Trump Not Planning New Offer for ‘Dreamers’ in State of Union, Official Says

  • Also will avoid Mueller probe, Russia election meddling
  • Has spent Monday and Tuesday running through address

What Is DACA and Why Is Trump Ending It?

President Donald Trump won’t announce in his State of the Union address Tuesday that he’s extending protections against deportation for young immigrants brought to the U.S. as children, a key policy goal of Democrats, an administration official said.

Trump also will avoid any reference to Russian interference in the 2016 presidential election, Special Counsel Robert Mueller’s investigation into possible collusion between Trump campaign officials and Russians, or a House Republican memorandum criticizing FBI counter-intelligence surveillance of Trump campaign officials, said another person familiar with his plans.

Those strategic decisions keep the address clear of the biggest political controversy hanging over the administration. It also forgoes a moment to extend an olive branch to Democrats on one of the most visible and contentious policy issues separating the parties -- how to handle the so-called Dreamers -- which led was the core issue behind the three-day government shutdown earlier this month.

While Trump has said he wants to help Dreamers, the official said the president doesn’t plan to use the nationally-televised moment to move back a Mar. 5 deadline he set for ending their protections.

The president will pass up that chance despite casting his address in a luncheon Friday with news anchors as an effort reach out to the opposition Democrats to try to unify the country. Democratic members of Congress plan to bring dozens of so-called Dreamers to the address as guests.

“I want to see our country united,” Trump told the anchors, according to the White House. “I would consider it a great achievement if we could make our country united.”

Trump spent Monday and Tuesday running through the speech, his first State of the Union address.
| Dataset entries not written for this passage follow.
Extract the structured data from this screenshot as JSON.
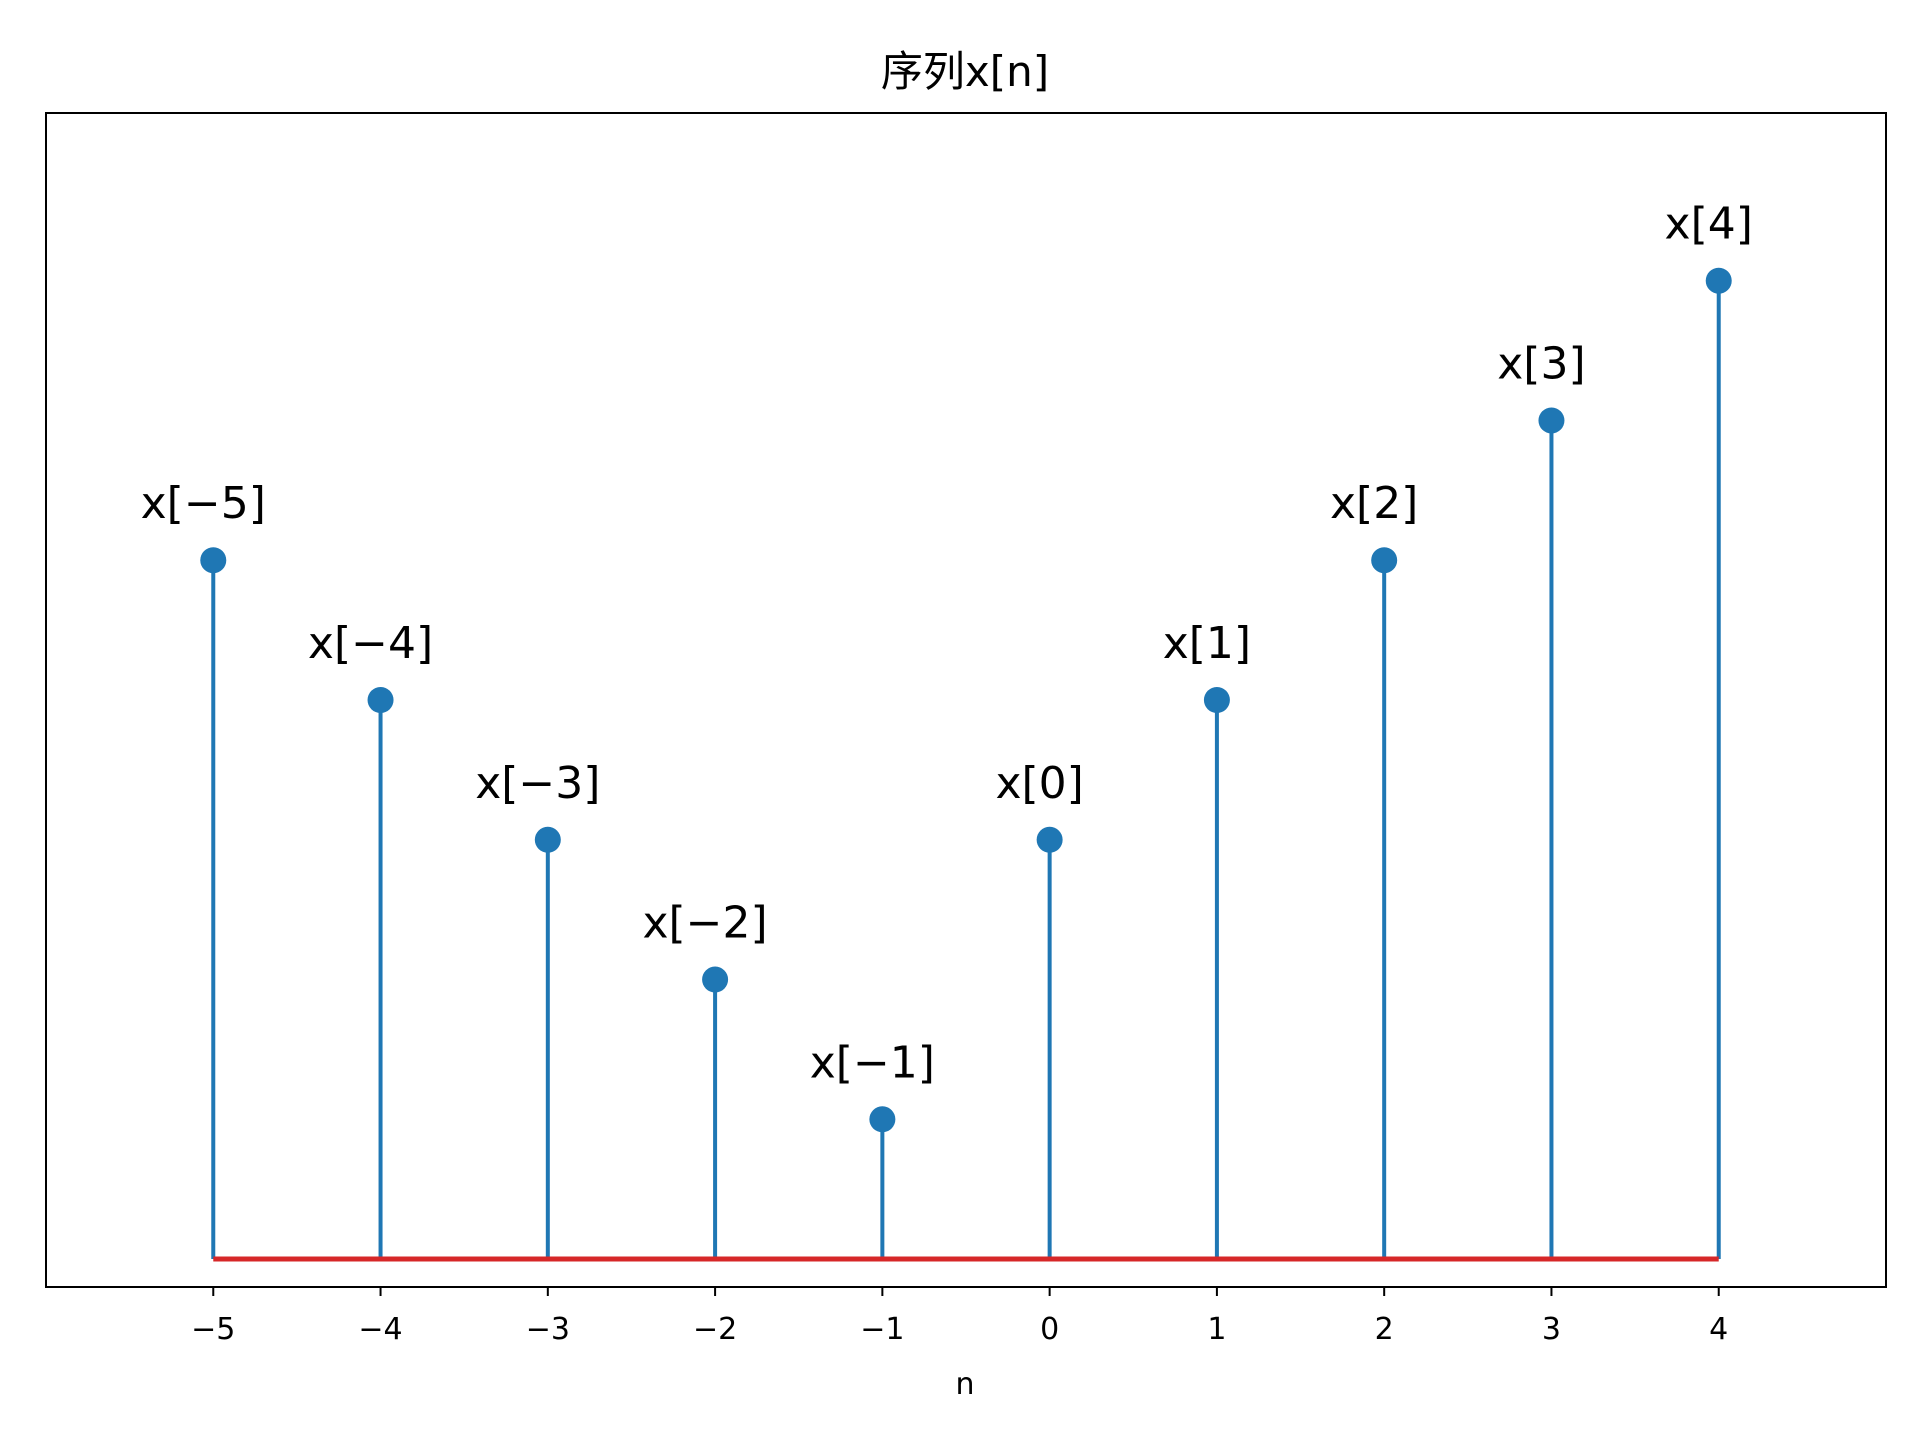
{
  "chart_data": {
    "type": "stem",
    "title": "序列x[n]",
    "xlabel": "n",
    "ylabel": "",
    "x": [
      -5,
      -4,
      -3,
      -2,
      -1,
      0,
      1,
      2,
      3,
      4
    ],
    "values": [
      5,
      4,
      3,
      2,
      1,
      3,
      4,
      5,
      6,
      7
    ],
    "point_labels": [
      "x[−5]",
      "x[−4]",
      "x[−3]",
      "x[−2]",
      "x[−1]",
      "x[0]",
      "x[1]",
      "x[2]",
      "x[3]",
      "x[4]"
    ],
    "x_ticks": [
      "−5",
      "−4",
      "−3",
      "−2",
      "−1",
      "0",
      "1",
      "2",
      "3",
      "4"
    ],
    "xlim": [
      -6,
      5
    ],
    "ylim": [
      -0.2,
      8.2
    ],
    "y_ticks_visible": false,
    "grid": false,
    "colors": {
      "stem": "#1f77b4",
      "marker": "#1f77b4",
      "baseline": "#d62728",
      "frame": "#000000"
    }
  }
}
In meetings, as a line comes to him, he has dashed off a note to himself on scrap paper, or has telephoned senior adviser Stephen Miller or staff secretary Rob Porter to dictate his idea, another administration official said.

Other key people helping on the speech have included Vice President Mike Pence, National Security Adviser H.R. McMaster, economic adviser Gary Cohn, and speechwriters Vince Haley and Ross Worthington, the official said.

Trump plans to use his speech to urge lawmakers to take action on immigration and infrastructure, and will aim to frame the issues in a way that can draw bipartisan support, White House officials said in previews of the speech. 

Democrats have criticized the administration’s demands on immigration, released late last week. The White House proposed giving 1.8 million undocumented immigrants a path to citizenship in exchange for drastically reducing visa preferences for family members of U.S. citizens, a $25 billion trust fund for a border wall and stepped-up immigration enforcement.

The administration hasn’t yet unveiled its infrastructure proposals, which had been promised in early-to-mid January.

The president also plans to talk up positive economic data and the tax overhaul passed late last year along party lines, advisers said.

Trump will speak a day after the FBI’s deputy director, Andrew McCabe, stepped down from his post after blistering criticism from Trump dating back to the 2016 presidential campaign. 

Republicans on the House Intelligence Committee voted Monday to a release a GOP-authored classified memo that alleges bias and counterintelligence abuses in government surveillance of people surrounding Trump. The White House is reviewing the document to determine whether it should be released and whether portions should be redacted.